Ilustrasi. ANTARA FOTO/Rivan Awal Lingga
Pada perdagangan sebelumnya atau Rabu (5/5/2021), kurs rupiah ditutup melemah 5 poin atau 0,03 persen ke level Rp14.435.
Direktur PT. TRFX Garuda Berjangka Ibrahim Assuaibi mengatakan pelemahan rupiah dipengaruhi angka pertumbuhan ekonomi Indonesia yang masih mencatatkan kontraksi.
Kepala BPS Suhariyanto menyebut Produk Domestik Bruto (PDB) Indonesia pada tiga bulan pertama 2021 tumbuh -0,96 persen dibandingkan kuartal sebelumnya (quarter-to-quarter/qtq). Sementara dibandingkan periode yang sama tahun lalu (year-on-year/yoy), ekonomi Indonesia tumbuh 0,74 persen.

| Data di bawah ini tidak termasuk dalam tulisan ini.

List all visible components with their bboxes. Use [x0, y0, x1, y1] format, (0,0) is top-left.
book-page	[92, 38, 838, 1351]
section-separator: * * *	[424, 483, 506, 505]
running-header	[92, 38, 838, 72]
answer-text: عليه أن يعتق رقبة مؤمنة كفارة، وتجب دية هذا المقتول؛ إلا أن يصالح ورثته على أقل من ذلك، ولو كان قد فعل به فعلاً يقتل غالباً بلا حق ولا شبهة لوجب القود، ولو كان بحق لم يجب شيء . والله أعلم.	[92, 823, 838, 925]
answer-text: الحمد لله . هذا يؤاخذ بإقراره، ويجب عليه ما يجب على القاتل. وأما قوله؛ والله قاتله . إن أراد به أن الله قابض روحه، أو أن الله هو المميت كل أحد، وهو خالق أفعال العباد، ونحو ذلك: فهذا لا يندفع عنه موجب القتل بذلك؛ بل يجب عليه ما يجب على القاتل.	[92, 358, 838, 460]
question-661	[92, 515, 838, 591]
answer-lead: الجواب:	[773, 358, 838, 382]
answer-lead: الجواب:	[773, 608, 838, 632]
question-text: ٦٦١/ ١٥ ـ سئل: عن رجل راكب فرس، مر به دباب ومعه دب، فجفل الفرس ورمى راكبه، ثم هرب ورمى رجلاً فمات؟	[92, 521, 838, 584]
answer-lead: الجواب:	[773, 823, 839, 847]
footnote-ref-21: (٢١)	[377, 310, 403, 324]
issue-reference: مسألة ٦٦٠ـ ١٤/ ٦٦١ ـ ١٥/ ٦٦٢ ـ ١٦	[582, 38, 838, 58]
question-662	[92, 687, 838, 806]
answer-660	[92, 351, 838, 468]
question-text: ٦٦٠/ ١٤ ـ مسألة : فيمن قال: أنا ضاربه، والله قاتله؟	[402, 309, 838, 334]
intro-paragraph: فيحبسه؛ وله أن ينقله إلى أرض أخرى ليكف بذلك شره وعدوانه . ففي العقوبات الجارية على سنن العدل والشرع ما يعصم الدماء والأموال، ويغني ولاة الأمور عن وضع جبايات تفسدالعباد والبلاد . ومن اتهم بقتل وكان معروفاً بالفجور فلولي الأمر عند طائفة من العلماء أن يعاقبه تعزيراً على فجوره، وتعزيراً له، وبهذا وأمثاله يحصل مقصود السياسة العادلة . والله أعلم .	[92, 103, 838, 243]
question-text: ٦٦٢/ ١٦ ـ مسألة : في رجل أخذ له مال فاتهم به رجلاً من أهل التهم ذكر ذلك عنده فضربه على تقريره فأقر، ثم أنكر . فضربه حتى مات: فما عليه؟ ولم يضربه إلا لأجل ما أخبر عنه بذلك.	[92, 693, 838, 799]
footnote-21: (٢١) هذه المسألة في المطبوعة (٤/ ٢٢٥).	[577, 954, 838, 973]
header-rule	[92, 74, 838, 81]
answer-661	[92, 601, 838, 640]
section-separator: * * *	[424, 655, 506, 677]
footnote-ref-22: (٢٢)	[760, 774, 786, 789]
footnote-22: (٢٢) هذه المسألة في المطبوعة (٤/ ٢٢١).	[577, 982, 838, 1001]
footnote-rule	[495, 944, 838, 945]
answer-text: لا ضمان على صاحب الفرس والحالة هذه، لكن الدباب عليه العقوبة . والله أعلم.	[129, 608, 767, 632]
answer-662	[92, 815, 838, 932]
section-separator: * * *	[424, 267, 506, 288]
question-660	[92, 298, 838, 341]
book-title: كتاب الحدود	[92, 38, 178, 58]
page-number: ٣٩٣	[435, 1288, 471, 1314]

Realisasi ini tidak jauh dari ekspektasi pasar, bahkan sedikit lebih baik. Konsensus yang dihimpun pasar memperkirakan PDB terkontraksi 1,09 persen qtq, sementara secara tahunan diperkirakan terjadi kontraksi 0,87 persen yoy.
“Dengan demikian, kontraksi PDB Indonesia genap terjadi selama empat kuartal beruntun. Artinya, Indonesia terjebak di ‘jurang’ resesi ekonomi selama 1 tahun,” jelasnya.